Forse l’immagine dello smartphone al centro del salotto, mentre i componenti della famiglia sono radunati innanzi al camino, con Google Assistant che racconta una storia, può risultare molto ad effetto. Eppure non è l’estratto di una pagina di un racconto di fantascienza, ma l’ultima funzionalità dell’assistente vocale di Google.

Google Assistant, raccontami una storia!

Si chiama proprio Raccontami una storia la funzione prevista da Google Assistant e che è ora disponibile anche sui dispositivi mobile. Infatti questa caratteristica era fino ad oggi presente solamente sulla serie di dispositivi Google Home. La funzione completa, attualmente disponibile per i residenti in Australia, Canda, India, Regno Unito e Stati Uniti, permette di accedere a un catalogo di libri digitali per bambini. In Italia è nota con il nome Raccontami una storia ed è attiva solamente in una versione limitata, ma non per questo meno affascinante e interessante.

Libri, favole e filastrocche

Con questa funzionalità sarà possibile chiedere a Google Assistant di leggere un libro (soprattutto gli audiolibri acquistati negli store online). Inoltre è possibile richiedere la lettura di:

  • Una delle tantissime storie che vedono come protagonisti dei personaggi Disney
  • Molteplici favole, filastrocchefiabe.

La memoria di Google Assistant ospita già numerose storie, tanto che è possibile richiederne la lettura con il classico comando vocaleHey Google”.

È possibile chiedere la lettura di un libro direttamente dicendo il titolo, ma anche andando per genere e tipologia. Si potrà richiedere la lettura di “una favola”, di un genere (una storia sulla famiglia, sugli animali, eccetera), ma anche di un personaggio d’animazione (Topolino o altri celebri protagonisti dei cartoni animati).
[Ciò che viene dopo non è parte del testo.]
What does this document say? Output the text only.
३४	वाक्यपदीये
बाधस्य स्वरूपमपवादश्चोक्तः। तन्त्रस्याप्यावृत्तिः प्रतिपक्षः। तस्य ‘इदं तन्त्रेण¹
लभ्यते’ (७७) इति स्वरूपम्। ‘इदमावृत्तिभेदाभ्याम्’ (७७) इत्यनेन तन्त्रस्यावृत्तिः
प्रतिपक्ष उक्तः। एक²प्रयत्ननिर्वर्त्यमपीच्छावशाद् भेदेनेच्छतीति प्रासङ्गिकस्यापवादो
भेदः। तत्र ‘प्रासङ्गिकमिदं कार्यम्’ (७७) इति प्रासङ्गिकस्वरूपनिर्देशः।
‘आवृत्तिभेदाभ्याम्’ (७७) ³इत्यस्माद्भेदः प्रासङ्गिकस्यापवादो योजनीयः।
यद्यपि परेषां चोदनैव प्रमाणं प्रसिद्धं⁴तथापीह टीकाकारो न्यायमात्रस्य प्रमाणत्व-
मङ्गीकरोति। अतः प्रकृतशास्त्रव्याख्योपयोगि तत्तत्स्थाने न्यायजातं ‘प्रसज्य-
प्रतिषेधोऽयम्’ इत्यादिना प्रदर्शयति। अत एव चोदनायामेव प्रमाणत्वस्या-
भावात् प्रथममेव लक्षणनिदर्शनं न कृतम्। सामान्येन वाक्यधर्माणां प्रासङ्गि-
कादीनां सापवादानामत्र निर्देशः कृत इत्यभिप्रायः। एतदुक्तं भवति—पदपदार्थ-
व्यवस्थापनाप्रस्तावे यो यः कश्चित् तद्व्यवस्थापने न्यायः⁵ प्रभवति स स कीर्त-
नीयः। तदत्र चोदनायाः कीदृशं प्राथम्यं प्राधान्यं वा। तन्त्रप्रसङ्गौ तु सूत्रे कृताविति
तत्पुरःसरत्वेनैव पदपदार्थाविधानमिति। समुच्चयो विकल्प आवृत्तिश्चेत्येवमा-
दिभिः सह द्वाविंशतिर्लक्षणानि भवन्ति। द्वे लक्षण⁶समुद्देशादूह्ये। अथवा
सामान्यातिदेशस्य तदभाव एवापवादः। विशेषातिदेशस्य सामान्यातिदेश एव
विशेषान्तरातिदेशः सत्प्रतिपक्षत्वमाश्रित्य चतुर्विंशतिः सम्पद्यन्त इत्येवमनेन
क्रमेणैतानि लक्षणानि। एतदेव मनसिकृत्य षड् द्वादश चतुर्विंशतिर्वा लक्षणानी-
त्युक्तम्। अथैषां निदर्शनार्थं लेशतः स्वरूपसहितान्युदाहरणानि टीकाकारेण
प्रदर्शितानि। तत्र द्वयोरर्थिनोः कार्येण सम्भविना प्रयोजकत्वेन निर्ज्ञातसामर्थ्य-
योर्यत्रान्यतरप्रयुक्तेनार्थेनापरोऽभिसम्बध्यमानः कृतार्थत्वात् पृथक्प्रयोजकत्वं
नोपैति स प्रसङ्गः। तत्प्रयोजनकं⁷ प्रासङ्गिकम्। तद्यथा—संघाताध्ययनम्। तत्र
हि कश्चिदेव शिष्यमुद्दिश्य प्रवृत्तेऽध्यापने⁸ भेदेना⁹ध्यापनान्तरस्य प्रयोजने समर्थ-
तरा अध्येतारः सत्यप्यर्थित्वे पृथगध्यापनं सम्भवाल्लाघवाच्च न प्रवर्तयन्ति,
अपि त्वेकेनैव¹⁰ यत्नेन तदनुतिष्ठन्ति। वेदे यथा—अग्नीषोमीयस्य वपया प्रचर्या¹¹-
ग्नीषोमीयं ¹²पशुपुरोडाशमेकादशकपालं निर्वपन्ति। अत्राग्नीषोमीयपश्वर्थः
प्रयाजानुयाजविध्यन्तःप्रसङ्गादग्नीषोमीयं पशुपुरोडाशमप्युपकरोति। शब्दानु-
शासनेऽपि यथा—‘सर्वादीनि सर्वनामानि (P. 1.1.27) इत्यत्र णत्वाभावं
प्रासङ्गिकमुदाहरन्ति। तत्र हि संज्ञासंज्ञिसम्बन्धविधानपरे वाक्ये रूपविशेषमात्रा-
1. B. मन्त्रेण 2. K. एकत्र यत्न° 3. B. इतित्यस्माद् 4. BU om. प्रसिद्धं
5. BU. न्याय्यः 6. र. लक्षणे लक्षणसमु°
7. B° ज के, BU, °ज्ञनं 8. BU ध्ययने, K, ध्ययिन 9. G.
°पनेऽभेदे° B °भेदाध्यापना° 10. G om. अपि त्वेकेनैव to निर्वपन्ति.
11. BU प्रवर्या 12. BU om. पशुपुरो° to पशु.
Favole interattive grazie a Google Assistant

Oltre a tutto quello che abbiamo appena descritto, Raccontami una storia di Google Assistant dà la possibilità di accedere anche a una serie di contenuti interattivi. L’assistente vocale inizia il racconto e la narrazione prevede delle scelte che il protagonista dovrà prendere. Una sorta di percorso a bivi. Per fare queste scelte Google Assistant chiederà l’aiuto su quale azione compiere e sarà possibile interagirvi attraverso i comandi vocali. In funzione di queste, lo sviluppo e della storia sarà sempre diverso, aumentando sia la longevità dei racconti che l’interesse e lo stimolo dei bambini.

Questa nuova funzionalità è quindi molto interessante e da tenere in grande considerazione, anche perché apre le porte a possibilità nuove. Non ultime proprio quelle dell’interattività, coinvolgendo in prima persona gli ascoltatori delle storie. Questi passano dall’essere dei semplici spettatori a dei veri e propri coprotagonisti, in quanto decisivi con le loro scelte a determinare l’esito della storia.

I narratori cambiano ma le storie restano

La narrazione delle storie è da sempre uno dei principali metodi di comunicazione. Essa è valida non solamente a livello educativo (dei nonni ai nipoti e dei genitori con i figli), ma anche commerciale. Tanto che la pratica del cosiddetto storytelling (propriamente “l’arte del raccontare storie”) è una delle più diffuse e utilizzate a livello di marketing. Cambia quindi il narratore e il mezzo di diffusione della voce (l’assistente vocale di Google), ma rimane il fascino di ascoltare una storia nuova e la curiosità di scoprire come andrà a finire.